FHWS Standort Münzstraße 19 in Würzburg

Kooperationen zwischen Wirtschaft und Wissenschaft als Win-Win-Situation für die Region

05.07.2017 | Pressemeldung, FM, FWiWi
Firmenvertreter konnten sich auf Einladung der IHK sowie des Landratsamtes über die Hochschulangebote informieren

Auf Einladung und Initiative der IHK Würzburg-Schweinfurt sowie des Landratsamtes Kitzingen stellte die Hochschule Würzburg-Schweinfurt die Angebote und Möglichkeiten ihres interdisziplinären Wissens- und Technologietransfers dar. Zum Veranstaltungsabend mit dem Motto „Ihre Hochschule und Sie! Möglichkeiten der Zusammenarbeit mit der Hochschule für angewandte Wissenschaften Würzburg-Schweinfurt (FHWS)“ kamen Vertreter vor allem aus klein- und mittelständischen Unternehmen der Region.

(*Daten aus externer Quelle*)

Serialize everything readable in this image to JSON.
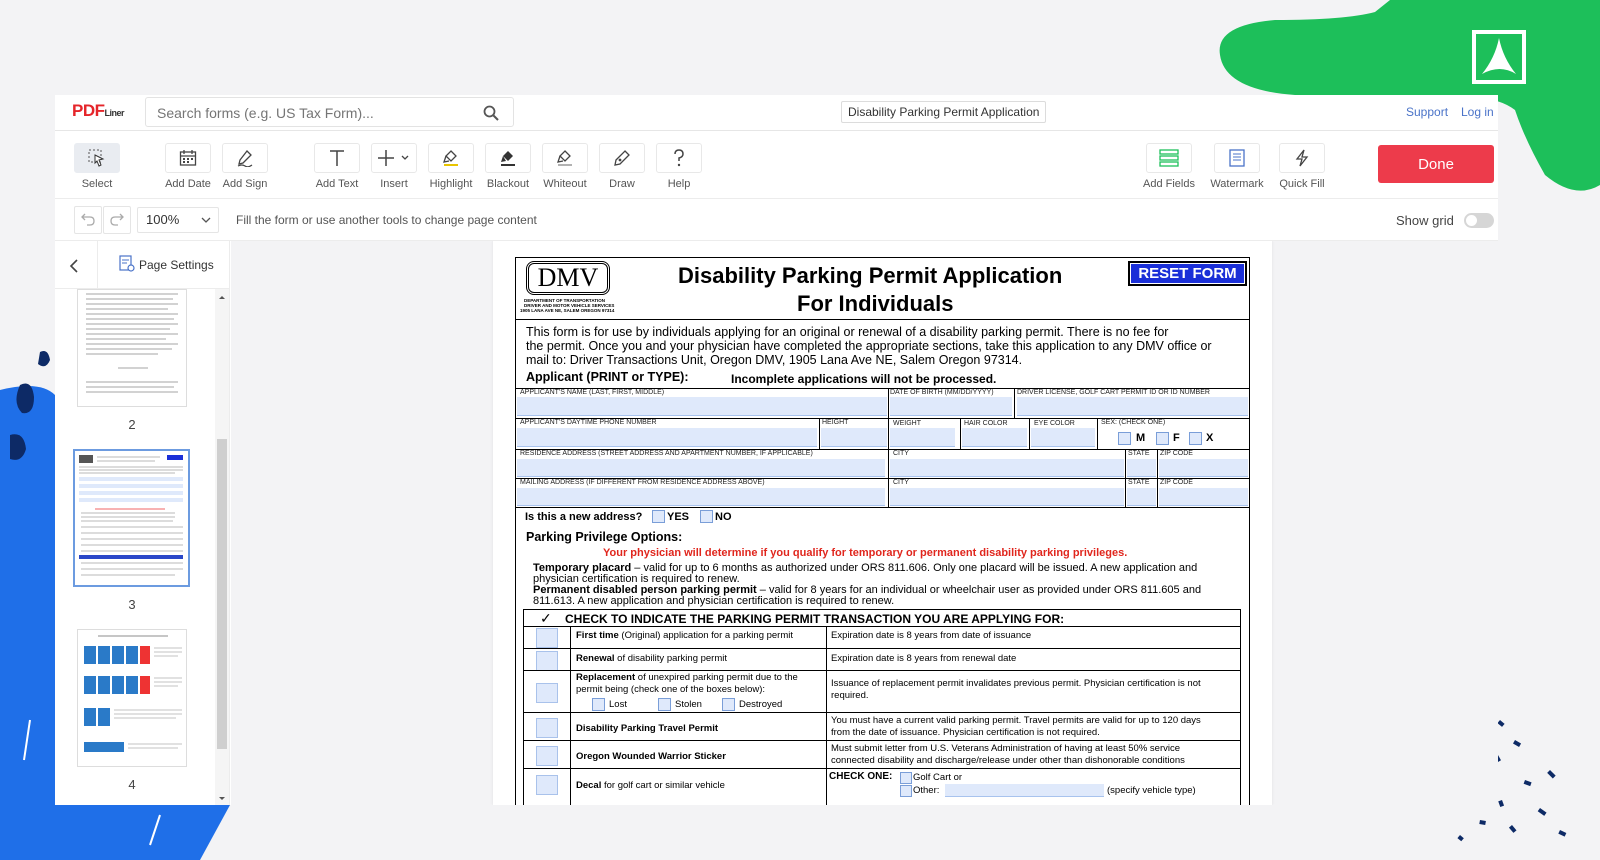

Ziel ist es, Kooperationen zwischen Wirtschaft und Wissenschaft zu fördern bzw. zu vertiefen: Es ist eine Win-Win-Situation für beide Seiten: Während den Unternehmen Optionen für neue Produkte, Verfahren oder Dienstleistungen aufgezeigt werden können, erhalten die Hochschulen für angewandte Wissenschaften neue Ideen und Anregungen aus den Unternehmen über Praktika, studentische Abschlussarbeiten, Projekte sowie Auftrags- und Kooperationsforschungen. Darüber hinaus können sich Studierende und Firmen gegenseitig kennenlernen, sodass häufig eine temporäre Beschäftigung in einer Festanstellung der Fachkräfte mündet.

Die IHK Würzburg-Schweinfurt, so Oliver Freitag und Frank Albert, berät Unternehmen und stellt Kontakte u.a. in die Hochschulen und Institute her. Hier verfügt die IHK über ein großes Netzwerk; auch zu anderen Unternehmen.

Anschließend stellten Professoren, Studierende und Absolventen sowie Unternehmen Best-Practice-Beispiele vor, in denen sie anhand konkreter Beispiele Formen der Kooperationen aufzeigten mit einer Abschlussarbeit, einem Forschungs- bzw. Praxisprojekt sowie einem betriebswirtschaftlichen Praktikum in einem Unternehmen.

Professor Dr. Gerhard Hube, Studiengangsleiter des Masterstudiengangs Innovation im Mittelstand, zeigte in seinem Vortrag „Wissenschaft und Praxis im Tandem – Vorteile für beide Seiten“ die Bandbreite an Möglichkeiten auf, wie sich Wirtschaft und Wissenschaft in Kooperationen effektiv ergänzen können.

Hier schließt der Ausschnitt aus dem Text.